Gulf State Reps in Washington Push Obama on Iran

WASHINGTON (AP) -
President Barack Obama meets with Saudi Crown Prince Mohammed bin Nayef (C) in the Oval Office of the White House in Washington Wednesday. At left is Saudi Foreign Minister Adel Al Jubeir.  (REUTERS/Kevin Lamarque)
President Barack Obama meets with Saudi Crown Prince Mohammed bin Nayef (C) in the Oval Office of the White House in Washington Wednesday. At left is Saudi Foreign Minister Adel Al Jubeir. (REUTERS/Kevin Lamarque)

Gulf nation leaders gathered Wednesday in Washington to warn President Barack Obama of the risks of completing a nuclear deal with Iran. Obama will try to convince them of the potential benefits for the region.
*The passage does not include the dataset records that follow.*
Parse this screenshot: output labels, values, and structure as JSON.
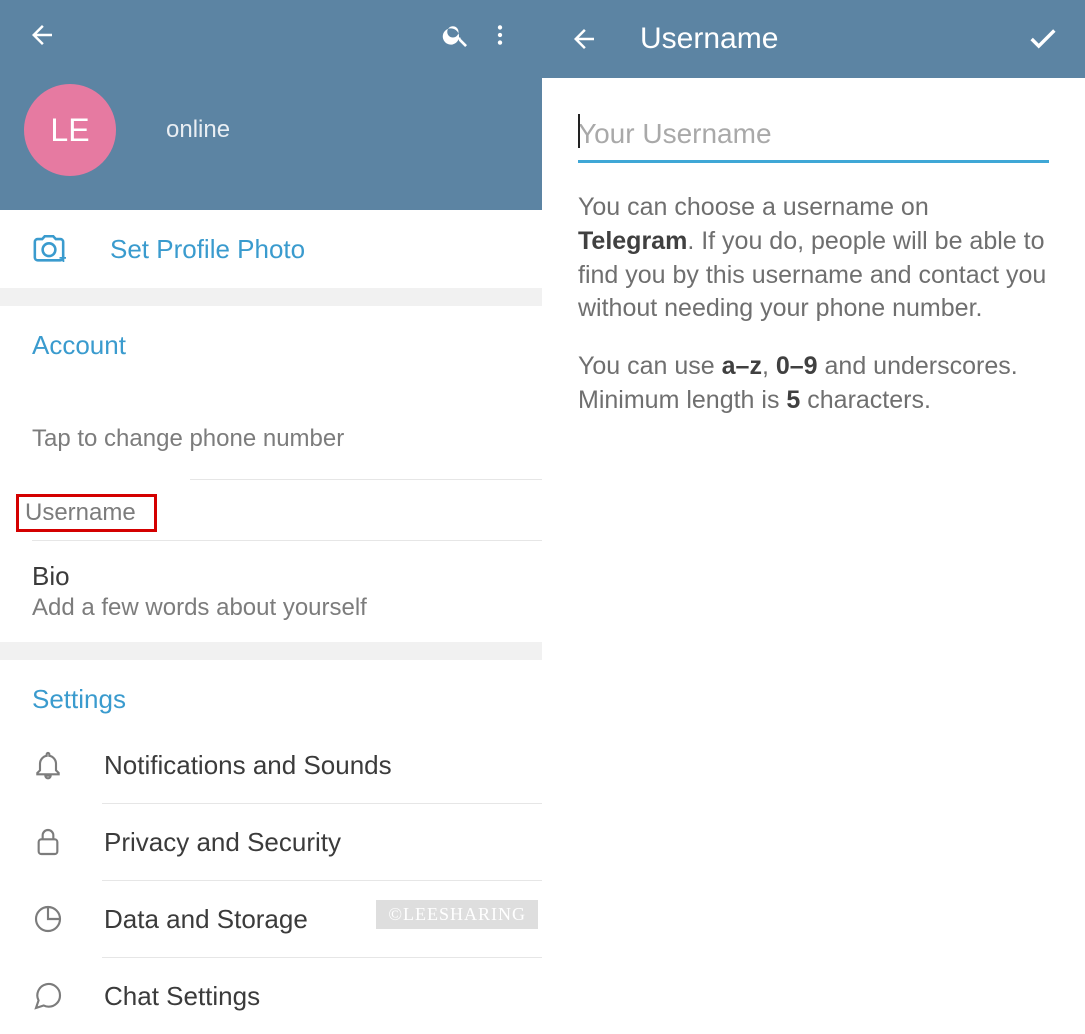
{
  "left": {
    "avatar_initials": "LE",
    "status": "online",
    "set_photo_label": "Set Profile Photo",
    "section_account": "Account",
    "phone_hint": "Tap to change phone number",
    "username_label": "Username",
    "bio_label": "Bio",
    "bio_hint": "Add a few words about yourself",
    "section_settings": "Settings",
    "settings_items": {
      "notifications": "Notifications and Sounds",
      "privacy": "Privacy and Security",
      "data": "Data and Storage",
      "chat": "Chat Settings"
    }
  },
  "right": {
    "title": "Username",
    "input_placeholder": "Your Username",
    "desc1_pre": "You can choose a username on ",
    "desc1_bold": "Telegram",
    "desc1_post": ". If you do, people will be able to find you by this username and contact you without needing your phone number.",
    "desc2_pre": "You can use ",
    "desc2_b1": "a–z",
    "desc2_mid1": ", ",
    "desc2_b2": "0–9",
    "desc2_mid2": " and underscores. Minimum length is ",
    "desc2_b3": "5",
    "desc2_post": " characters."
  },
  "watermark": "©LEESHARING"
}
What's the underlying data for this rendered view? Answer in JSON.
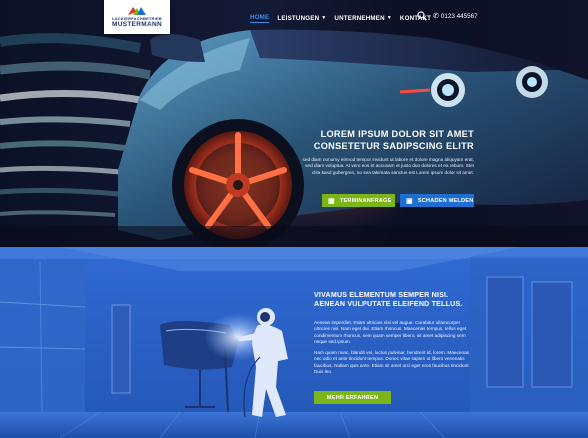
{
  "brand": {
    "subtitle": "LACKIERFACHBETRIEB",
    "name": "MUSTERMANN",
    "colors": {
      "green": "#7cb518",
      "blue": "#1e6fd0",
      "navy": "#1b3a6b"
    }
  },
  "nav": {
    "items": [
      {
        "label": "HOME",
        "dropdown": false
      },
      {
        "label": "LEISTUNGEN",
        "dropdown": true
      },
      {
        "label": "UNTERNEHMEN",
        "dropdown": true
      },
      {
        "label": "KONTAKT",
        "dropdown": false
      }
    ],
    "search_icon": "search-icon",
    "phone_icon": "phone-icon",
    "phone": "0123 445567"
  },
  "hero": {
    "title_line1": "LOREM IPSUM DOLOR SIT AMET",
    "title_line2": "CONSETETUR SADIPSCING ELITR",
    "text": "sed diam nonumy eirmod tempor invidunt ut labore et dolore magna aliquyam erat, sed diam voluptua. At vero eos et accusam et justo duo dolores et ea rebum. Stet clita kasd gubergren, no sea takimata sanctus est Lorem ipsum dolor sit amet.",
    "button_primary": {
      "label": "TERMINANFRAGE",
      "icon": "calendar-icon"
    },
    "button_secondary": {
      "label": "SCHADEN MELDEN",
      "icon": "image-icon"
    }
  },
  "section2": {
    "title_line1": "VIVAMUS ELEMENTUM SEMPER NISI.",
    "title_line2": "AENEAN VULPUTATE ELEIFEND TELLUS.",
    "paragraph1": "Aenean imperdiet. Etiam ultricies nisi vel augue. Curabitur ullamcorper ultricies nisi. Nam eget dui. Etiam rhoncus. Maecenas tempus, tellus eget condimentum rhoncus, sem quam semper libero, sit amet adipiscing sem neque sed ipsum.",
    "paragraph2": "Nam quam nunc, blandit vel, luctus pulvinar, hendrerit id, lorem. Maecenas nec odio et ante tincidunt tempus. Donec vitae sapien ut libero venenatis faucibus. Nullam quis ante. Etiam sit amet orci eget eros faucibus tincidunt. Duis leo.",
    "button": "MEHR ERFAHREN"
  }
}
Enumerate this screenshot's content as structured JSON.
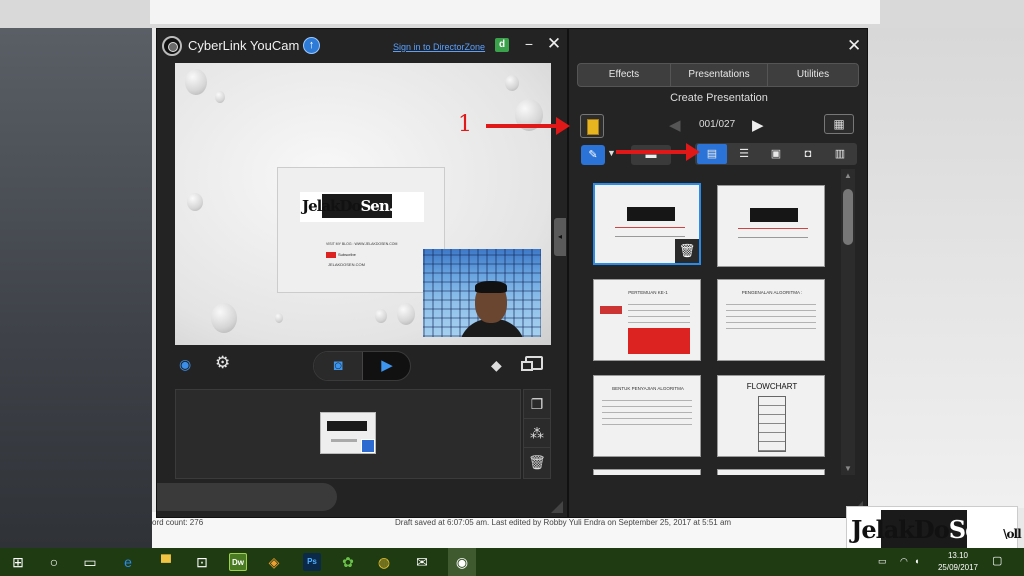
{
  "youcam": {
    "title": "CyberLink YouCam",
    "signin_link": "Sign in to DirectorZone",
    "minimize": "−",
    "close": "✕",
    "slide_logo_a": "JelakDo",
    "slide_logo_b": "Sen.",
    "slide_line1": "VISIT MY BLOG : WWW.JELAKDOSEN.COM",
    "slide_sub": "Subscribe",
    "slide_line3": "JELAKDOSEN.COM"
  },
  "panel": {
    "close": "✕",
    "tabs": [
      "Effects",
      "Presentations",
      "Utilities"
    ],
    "section_title": "Create Presentation",
    "page_counter": "001/027",
    "prev": "◀",
    "next": "▶",
    "thumbs": {
      "t3_title": "PERTEMUAN KE-1",
      "t4_title": "PENGENALAN ALGORITMA :",
      "t5_title": "BENTUK PENYAJIAN ALGORITMA",
      "t6_title": "FLOWCHART"
    }
  },
  "annotations": {
    "number": "1"
  },
  "background": {
    "word_count": "ord count: 276",
    "draft": "Draft saved at 6:07:05 am. Last edited by Robby Yuli Endra on September 25, 2017 at 5:51 am"
  },
  "watermark": {
    "a": "JelakDo",
    "b": "Sen.",
    "c": "\\oll"
  },
  "taskbar": {
    "dw_label": "Dw",
    "ps_label": "Ps",
    "time": "13.10",
    "date": "25/09/2017"
  }
}
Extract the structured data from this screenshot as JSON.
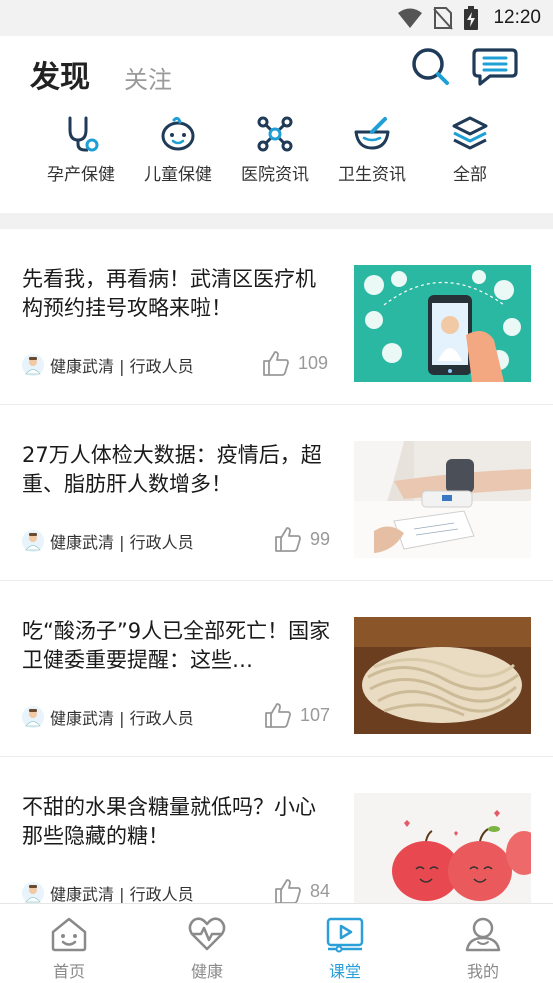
{
  "status_bar": {
    "time": "12:20"
  },
  "header": {
    "tab_active": "发现",
    "tab_inactive": "关注"
  },
  "categories": [
    {
      "label": "孕产保健",
      "icon": "stethoscope-icon"
    },
    {
      "label": "儿童保健",
      "icon": "baby-face-icon"
    },
    {
      "label": "医院资讯",
      "icon": "molecule-icon"
    },
    {
      "label": "卫生资讯",
      "icon": "mortar-icon"
    },
    {
      "label": "全部",
      "icon": "layers-icon"
    }
  ],
  "articles": [
    {
      "title": "先看我，再看病！武清区医疗机构预约挂号攻略来啦！",
      "author": "健康武清 | 行政人员",
      "likes": "109",
      "image": "medical-app-illustration"
    },
    {
      "title": "27万人体检大数据：疫情后，超重、脂肪肝人数增多！",
      "author": "健康武清 | 行政人员",
      "likes": "99",
      "image": "blood-pressure-check-photo"
    },
    {
      "title": "吃“酸汤子”9人已全部死亡！国家卫健委重要提醒：这些…",
      "author": "健康武清 | 行政人员",
      "likes": "107",
      "image": "noodles-photo"
    },
    {
      "title": "不甜的水果含糖量就低吗？小心那些隐藏的糖！",
      "author": "健康武清 | 行政人员",
      "likes": "84",
      "image": "apples-photo"
    }
  ],
  "bottom_nav": [
    {
      "label": "首页",
      "icon": "home-face-icon",
      "active": false
    },
    {
      "label": "健康",
      "icon": "heart-pulse-icon",
      "active": false
    },
    {
      "label": "课堂",
      "icon": "video-play-icon",
      "active": true
    },
    {
      "label": "我的",
      "icon": "user-icon",
      "active": false
    }
  ],
  "colors": {
    "accent": "#2a9fd8",
    "icon_dark": "#1f3b57",
    "icon_blue": "#1e9fd6"
  }
}
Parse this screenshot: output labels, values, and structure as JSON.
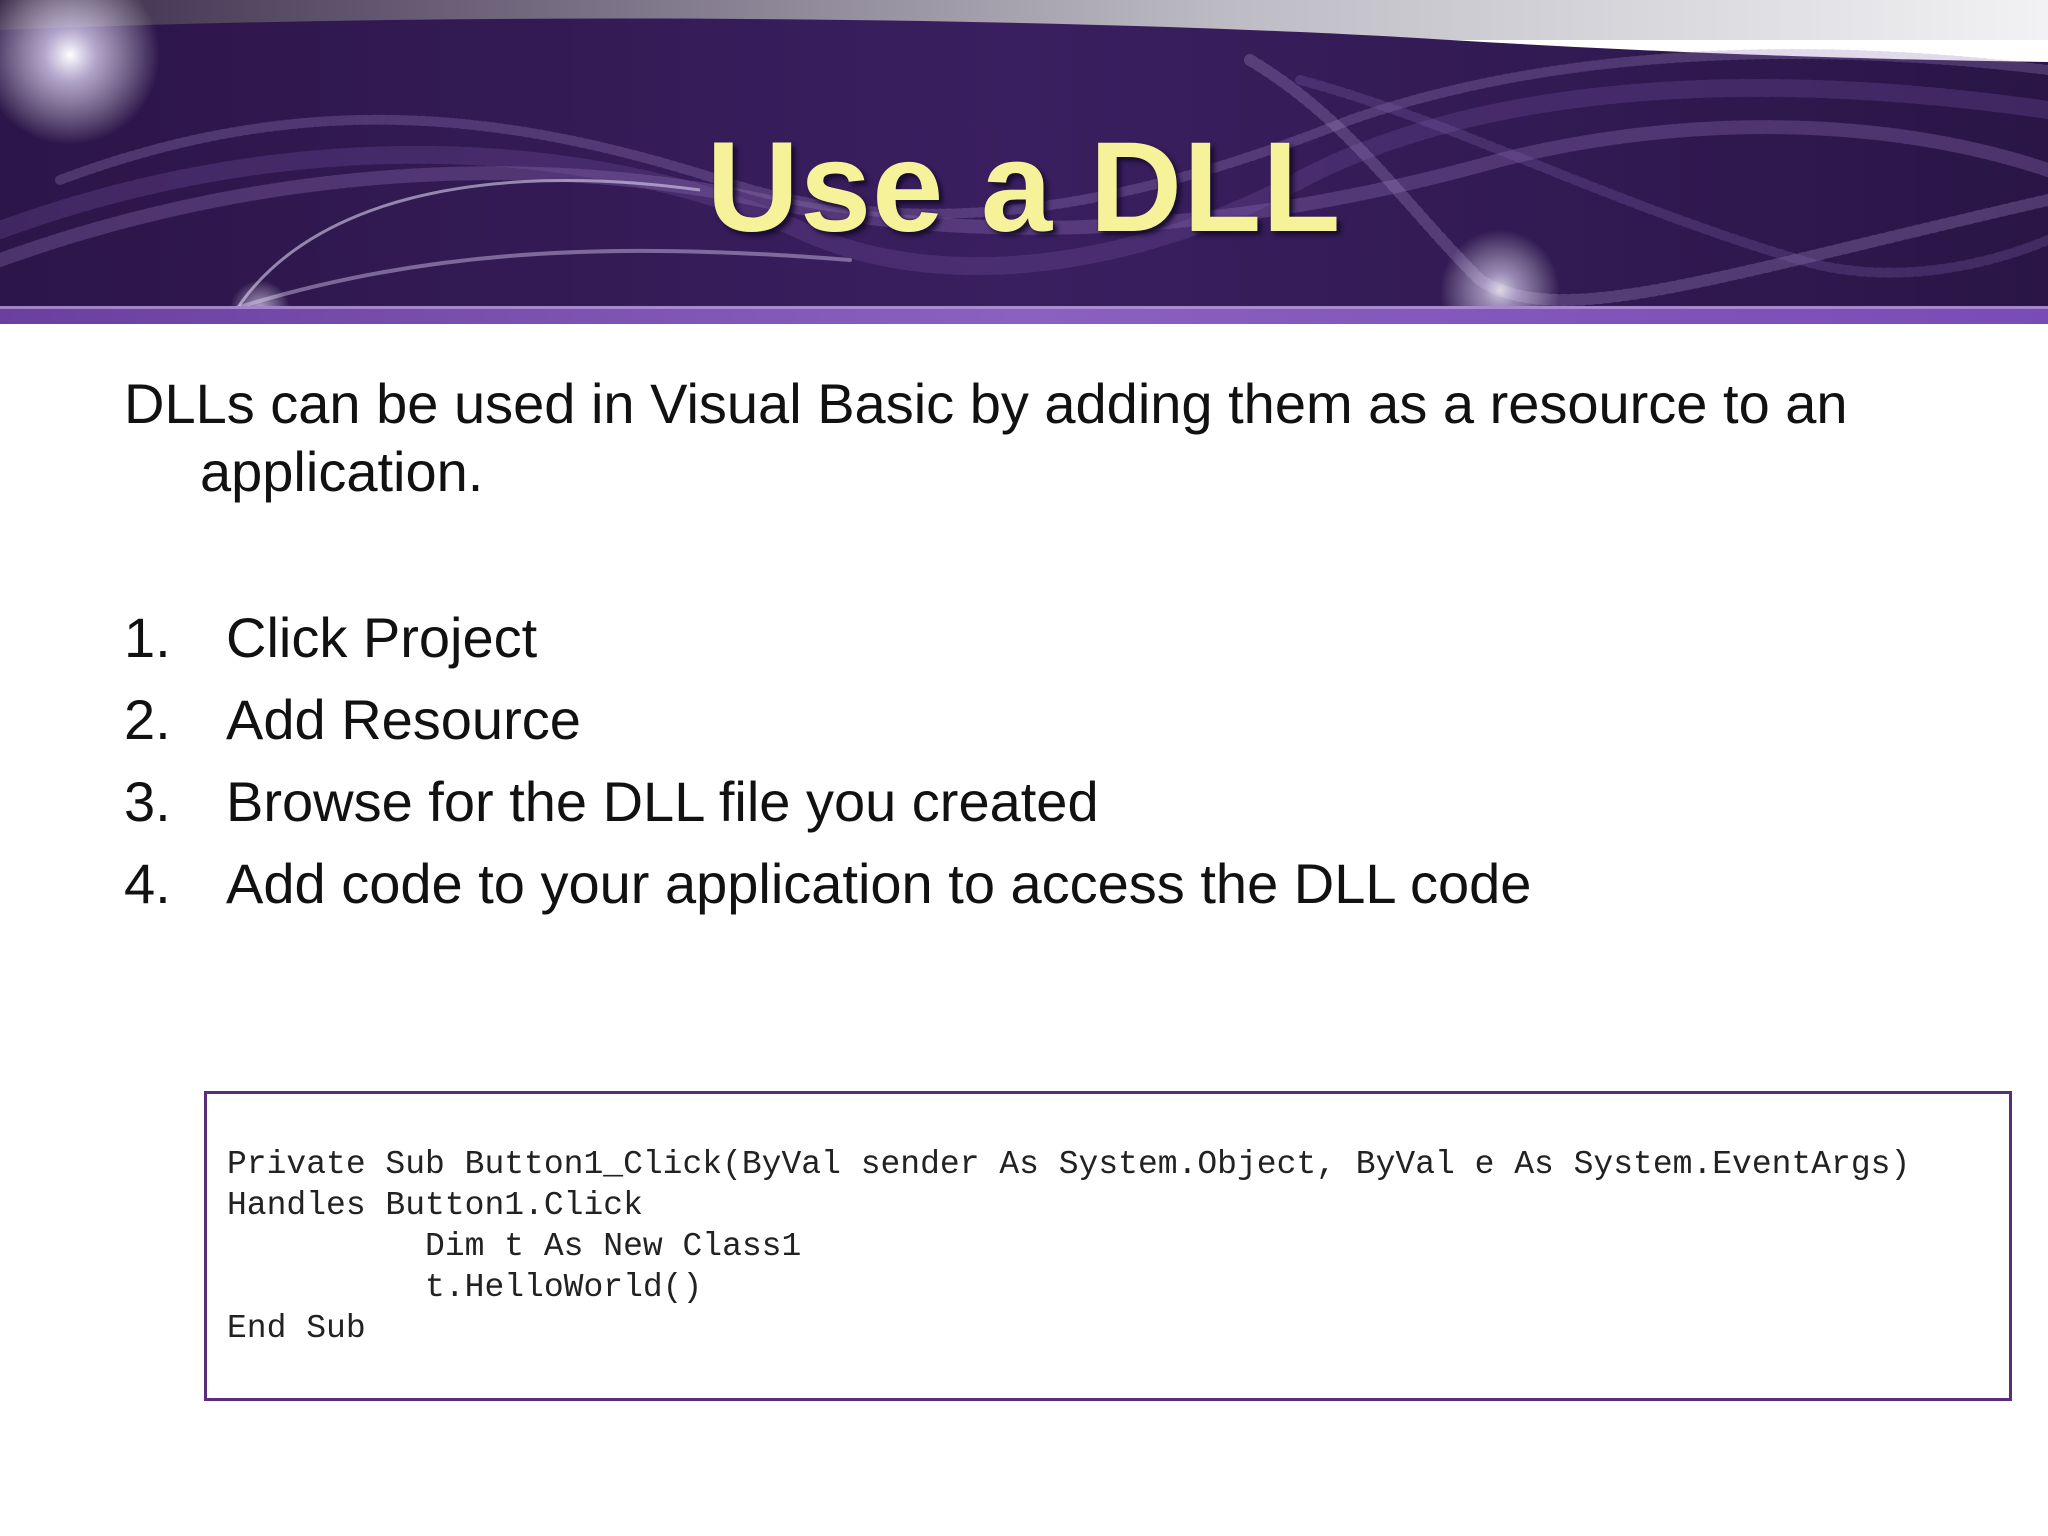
{
  "slide": {
    "title": "Use a DLL",
    "intro": "DLLs can be used in Visual Basic by adding them as a resource to an application.",
    "steps": [
      {
        "number": "1.",
        "text": "Click Project"
      },
      {
        "number": "2.",
        "text": "Add Resource"
      },
      {
        "number": "3.",
        "text": "Browse for the DLL file you created"
      },
      {
        "number": "4.",
        "text": "Add code to your application to access the DLL code"
      }
    ],
    "code": "Private Sub Button1_Click(ByVal sender As System.Object, ByVal e As System.EventArgs)\nHandles Button1.Click\n          Dim t As New Class1\n          t.HelloWorld()\nEnd Sub"
  },
  "colors": {
    "banner_dark": "#2a1548",
    "banner_mid": "#3b1f63",
    "banner_band": "#7a4fb0",
    "title_yellow": "#f5f29a",
    "code_border": "#5a2d7a"
  }
}
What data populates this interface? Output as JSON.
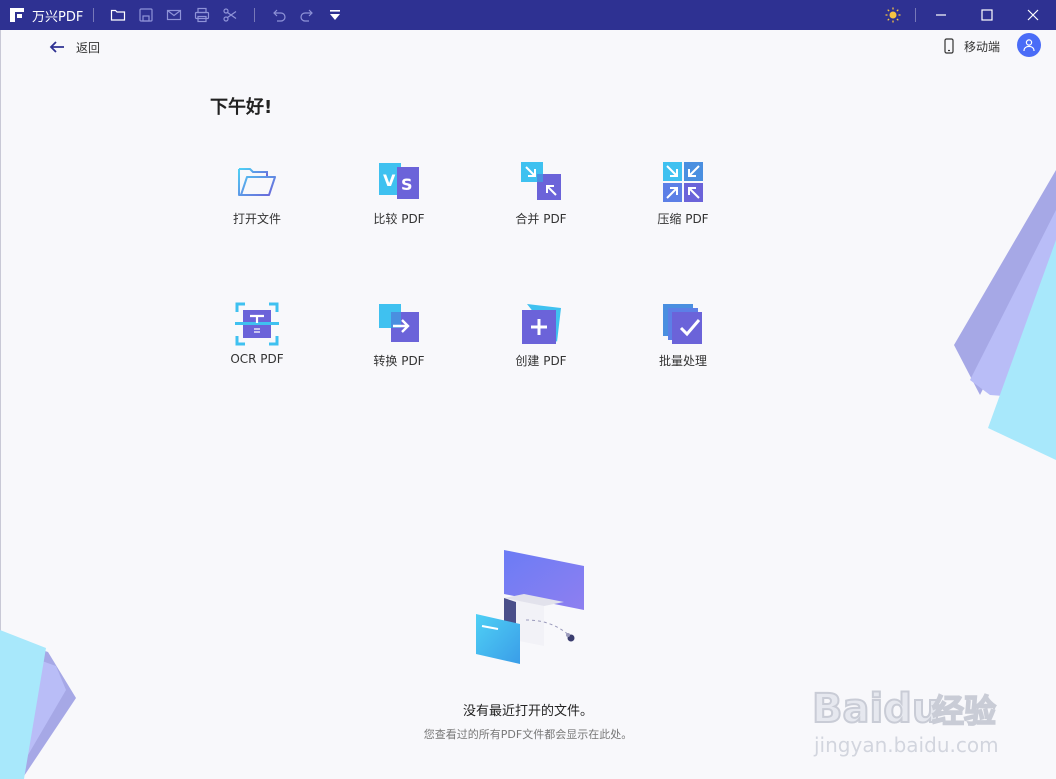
{
  "titlebar": {
    "app_name": "万兴PDF",
    "toolbar_icons": [
      "folder-icon",
      "save-icon",
      "mail-icon",
      "print-icon",
      "cut-icon",
      "undo-icon",
      "redo-icon",
      "dropdown-icon"
    ],
    "right_icons": [
      "theme-sun-icon",
      "minimize-icon",
      "maximize-icon",
      "close-icon"
    ],
    "bg_color": "#2e3192"
  },
  "header": {
    "back_label": "返回",
    "mobile_label": "移动端"
  },
  "greeting": "下午好!",
  "tools": [
    {
      "label": "打开文件",
      "icon": "open-file-icon"
    },
    {
      "label": "比较 PDF",
      "icon": "compare-pdf-icon"
    },
    {
      "label": "合并 PDF",
      "icon": "merge-pdf-icon"
    },
    {
      "label": "压缩 PDF",
      "icon": "compress-pdf-icon"
    },
    {
      "label": "OCR PDF",
      "icon": "ocr-pdf-icon"
    },
    {
      "label": "转换 PDF",
      "icon": "convert-pdf-icon"
    },
    {
      "label": "创建 PDF",
      "icon": "create-pdf-icon"
    },
    {
      "label": "批量处理",
      "icon": "batch-process-icon"
    }
  ],
  "empty_state": {
    "title": "没有最近打开的文件。",
    "subtitle": "您查看过的所有PDF文件都会显示在此处。"
  },
  "watermark": {
    "brand": "Baidu",
    "brand_suffix": "经验",
    "url": "jingyan.baidu.com"
  },
  "colors": {
    "accent": "#4a6cf7",
    "purple": "#6b63d9",
    "cyan": "#3fc1f0"
  }
}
But when two days of talks wrap up on Thursday, it’s unlikely much will have changed. The Gulf’s skepticism of Iran is deep-seated and extends far beyond its nuclear pursuits. Obama, meanwhile, has invested too much in the Iran negotiations to let Gulf concerns upend his legacy-building bid for a deal.

“My guess is that the summit is going to leave everybody feeling a little bit unsatisfied,” said Jon Alterman, the Middle East director at the Center for Strategic and International Studies.

The White House is expected to offer the Gulf nations more military assistance, including increased joint exercises and coordination on ballistic missile systems. But Gulf requests for a formal defense treaty already have been denied by the U.S., in part because of the difficulty of getting such an agreement approved by Congress.

Obama met separately Wednesday with Saudi Arabia’s Crown Prince Mohammed bin Nayef and Deputy Crown Prince Mohammed bin Salman. The president had planned to meet with Saudi King Salman, but the kingdom abruptly announced over the weekend that the monarch would no longer travel to Washington and would instead send the lower ranking, but highly influential princes.

The president made no mention of Saudi skepticism of the Iran talks as he opened the meeting, but acknowledged the region is in the midst of a “very challenging time.”

The White House and Saudi officials insist the king was not snubbing Obama. But Salman’s conspicuous absence comes amid indisputable signs of strain in the long relationship between the U.S. and Saudi Arabia, driven not only by Obama’s Iran overtures, but also the rise of Islamic State and a lessening U.S. dependency on Saudi oil.

Later Wednesday, Obama was hosting a White House dinner for the Saudi princes, as well as representatives from Qatar, the United Arab Emirates, Kuwait, Oman and Bahrain. The parties planned to spend Thursday at Camp David, the presidential retreat in Maryland’s Catoctin mountains, discussing the nuclear talks and Tehran’s reputed support of terrorism in the region.